Shuttered Venues Begin to Receive Supplemental Grants
Independent venues are entering one of the final phases of the drawn-out Shuttered Venue Operators Grant. The Small Business Administration – which has been tasked with carrying out the program – has announced that award notices for supplemental grants have begun to roll out.
Supplemental grants for the SVOG are additional funds for those who received an initial grant and continued to suffer losses due to the pandemic in 2021. Any entity (independent venue, promoter, talent agency, movie theater, zoo, etc.) could apply for the supplemental grant equal to 50% of their initial grant or less, not to exceed the $10 million limit.
As of today, the SBA has awarded over $10 billion of the more than $16 billion in economic relief set aside by Congress in December to nearly 12,000 applicants.
“America’s performing arts venues and related businesses have been among the hardest-hit during this pandemic,” SBA administrator Isabella Casillas Guzman said in a release. “The majority of the Shuttered Venue Operators Grants have gone to businesses with 50 employees or less – which means we’re reaching our smallest businesses, who suffered disproportionate impacts from the pandemic and were often left out of early rounds of relief. My vision for the SBA is that we make all of America’s small businesses, including the smallest venues and entertainment businesses, feel like the giants they are in our economy, and our SVOG program is a great example of how we’re doing just that.”
The supplemental award period remains open, and SBA continues sending supplemental invitations to eligible SVOG awardees. The supplemental awards also allow SVOG recipients to extend the time to use their grant funds for expenses accrued through June 30, 2022 and lengthen their budget period to 18 months from the initial grant’s award date.
Supplemental grants will assist businesses with a 70% loss when comparing 2021’s first-quarter revenues to the same in 2019. The turnaround for the supplemental grants has been much swifter than the initial grants which took four months to open and another 30 days before funds began to hit bank accounts. The SBA received more than 17,500 applications since the program launched in late April with fewer than 1,000 submissions left to be decisioned.
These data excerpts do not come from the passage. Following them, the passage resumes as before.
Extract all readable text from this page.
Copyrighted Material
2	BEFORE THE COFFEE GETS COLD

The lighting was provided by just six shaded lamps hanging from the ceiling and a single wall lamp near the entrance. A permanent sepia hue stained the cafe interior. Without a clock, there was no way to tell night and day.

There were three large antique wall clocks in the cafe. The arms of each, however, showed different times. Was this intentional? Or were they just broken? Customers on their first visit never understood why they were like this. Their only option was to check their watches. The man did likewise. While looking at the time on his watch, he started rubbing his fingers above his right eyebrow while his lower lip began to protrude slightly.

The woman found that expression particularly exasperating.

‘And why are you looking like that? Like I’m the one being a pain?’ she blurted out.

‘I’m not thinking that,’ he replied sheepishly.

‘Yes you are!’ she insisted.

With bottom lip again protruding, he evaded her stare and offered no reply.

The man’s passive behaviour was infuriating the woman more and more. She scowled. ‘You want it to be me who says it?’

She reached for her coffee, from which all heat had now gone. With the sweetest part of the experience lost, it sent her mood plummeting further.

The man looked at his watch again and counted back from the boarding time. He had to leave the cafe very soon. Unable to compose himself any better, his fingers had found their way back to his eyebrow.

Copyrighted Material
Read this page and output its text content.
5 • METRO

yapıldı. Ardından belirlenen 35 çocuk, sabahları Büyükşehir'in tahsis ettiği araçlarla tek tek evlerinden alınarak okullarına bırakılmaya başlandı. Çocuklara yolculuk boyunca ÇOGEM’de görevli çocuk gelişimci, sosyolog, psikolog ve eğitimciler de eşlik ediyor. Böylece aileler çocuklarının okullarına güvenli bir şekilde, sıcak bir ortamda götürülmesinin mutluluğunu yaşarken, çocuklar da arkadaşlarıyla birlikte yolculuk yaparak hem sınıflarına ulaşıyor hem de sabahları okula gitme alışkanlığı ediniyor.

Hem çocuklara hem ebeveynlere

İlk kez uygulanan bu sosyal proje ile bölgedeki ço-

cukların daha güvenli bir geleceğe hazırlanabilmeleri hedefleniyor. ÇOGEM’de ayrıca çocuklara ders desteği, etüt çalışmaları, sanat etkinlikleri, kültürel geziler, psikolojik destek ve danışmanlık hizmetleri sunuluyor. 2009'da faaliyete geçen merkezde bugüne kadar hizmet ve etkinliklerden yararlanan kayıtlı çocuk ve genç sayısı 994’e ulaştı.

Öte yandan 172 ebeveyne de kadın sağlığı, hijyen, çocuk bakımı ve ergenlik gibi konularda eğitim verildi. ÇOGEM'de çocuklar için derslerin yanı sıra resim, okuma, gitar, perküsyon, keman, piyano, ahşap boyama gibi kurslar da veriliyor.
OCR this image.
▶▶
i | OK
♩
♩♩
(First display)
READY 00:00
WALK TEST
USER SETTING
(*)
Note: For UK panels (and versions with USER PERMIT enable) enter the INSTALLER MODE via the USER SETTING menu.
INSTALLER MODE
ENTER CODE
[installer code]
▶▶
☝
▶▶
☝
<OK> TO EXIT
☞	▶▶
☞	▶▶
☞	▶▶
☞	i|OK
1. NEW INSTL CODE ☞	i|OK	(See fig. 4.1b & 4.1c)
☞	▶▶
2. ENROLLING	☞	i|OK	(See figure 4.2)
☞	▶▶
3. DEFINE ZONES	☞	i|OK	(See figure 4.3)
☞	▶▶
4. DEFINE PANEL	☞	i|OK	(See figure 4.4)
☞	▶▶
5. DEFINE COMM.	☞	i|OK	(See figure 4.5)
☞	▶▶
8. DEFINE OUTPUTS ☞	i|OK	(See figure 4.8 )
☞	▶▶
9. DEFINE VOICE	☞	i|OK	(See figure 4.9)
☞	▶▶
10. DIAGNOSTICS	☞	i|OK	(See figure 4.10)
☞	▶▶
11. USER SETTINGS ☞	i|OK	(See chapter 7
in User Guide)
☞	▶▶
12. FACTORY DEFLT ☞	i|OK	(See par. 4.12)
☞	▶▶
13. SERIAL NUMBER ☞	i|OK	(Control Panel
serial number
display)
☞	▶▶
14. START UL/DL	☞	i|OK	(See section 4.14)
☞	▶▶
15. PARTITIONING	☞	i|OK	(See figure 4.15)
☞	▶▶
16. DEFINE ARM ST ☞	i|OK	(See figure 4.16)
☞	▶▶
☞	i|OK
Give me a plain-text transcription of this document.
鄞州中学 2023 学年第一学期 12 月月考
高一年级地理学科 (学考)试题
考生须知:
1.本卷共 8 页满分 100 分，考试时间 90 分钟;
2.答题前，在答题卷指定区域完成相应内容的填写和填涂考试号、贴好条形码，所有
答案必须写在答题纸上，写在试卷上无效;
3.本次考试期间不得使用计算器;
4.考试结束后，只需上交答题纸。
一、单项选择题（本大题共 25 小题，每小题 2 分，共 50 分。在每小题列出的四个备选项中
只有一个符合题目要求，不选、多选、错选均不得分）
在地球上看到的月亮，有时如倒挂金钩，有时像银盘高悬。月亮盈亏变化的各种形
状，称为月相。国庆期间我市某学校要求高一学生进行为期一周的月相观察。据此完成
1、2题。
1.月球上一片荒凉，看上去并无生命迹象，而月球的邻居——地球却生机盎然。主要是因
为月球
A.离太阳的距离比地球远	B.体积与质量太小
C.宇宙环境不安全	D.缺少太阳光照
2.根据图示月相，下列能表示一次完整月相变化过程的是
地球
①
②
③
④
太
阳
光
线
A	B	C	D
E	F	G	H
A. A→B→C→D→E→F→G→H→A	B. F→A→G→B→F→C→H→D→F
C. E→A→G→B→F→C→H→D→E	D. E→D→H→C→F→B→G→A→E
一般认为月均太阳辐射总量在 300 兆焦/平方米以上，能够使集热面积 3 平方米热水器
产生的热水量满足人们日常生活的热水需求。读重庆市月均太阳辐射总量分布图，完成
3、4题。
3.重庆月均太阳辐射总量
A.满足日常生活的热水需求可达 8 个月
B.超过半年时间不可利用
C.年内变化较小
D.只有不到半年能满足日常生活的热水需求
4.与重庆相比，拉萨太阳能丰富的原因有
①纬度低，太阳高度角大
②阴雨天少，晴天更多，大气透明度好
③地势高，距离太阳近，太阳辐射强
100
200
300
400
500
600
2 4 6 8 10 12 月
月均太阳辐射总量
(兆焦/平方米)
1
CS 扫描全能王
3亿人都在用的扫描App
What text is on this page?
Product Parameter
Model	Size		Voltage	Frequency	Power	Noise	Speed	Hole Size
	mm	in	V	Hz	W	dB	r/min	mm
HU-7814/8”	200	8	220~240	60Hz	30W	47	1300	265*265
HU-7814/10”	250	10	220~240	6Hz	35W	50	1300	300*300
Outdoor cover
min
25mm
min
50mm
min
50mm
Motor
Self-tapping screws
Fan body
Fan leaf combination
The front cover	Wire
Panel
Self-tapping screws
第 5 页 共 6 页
“To run a venue of this size there is a tremendous amount of overhead,” said owners of New York’s Mulcahy’s Pub and Concert Hall Tim and John Murray in a release. “Without the SVOG, we would not know where we would be today – the debt might have been too large to get out from. Various stakeholders, from Senate Majority Leader Schumer to advocacy organizations, were crucial to getting this funding appropriated for shuttered venues; and the SBA processed and funded applications to keep our hard-hit businesses alive during the COVID pandemic. Without everyone’s joint efforts – and that of thousands of venues across the country – many of us would no longer be in business.”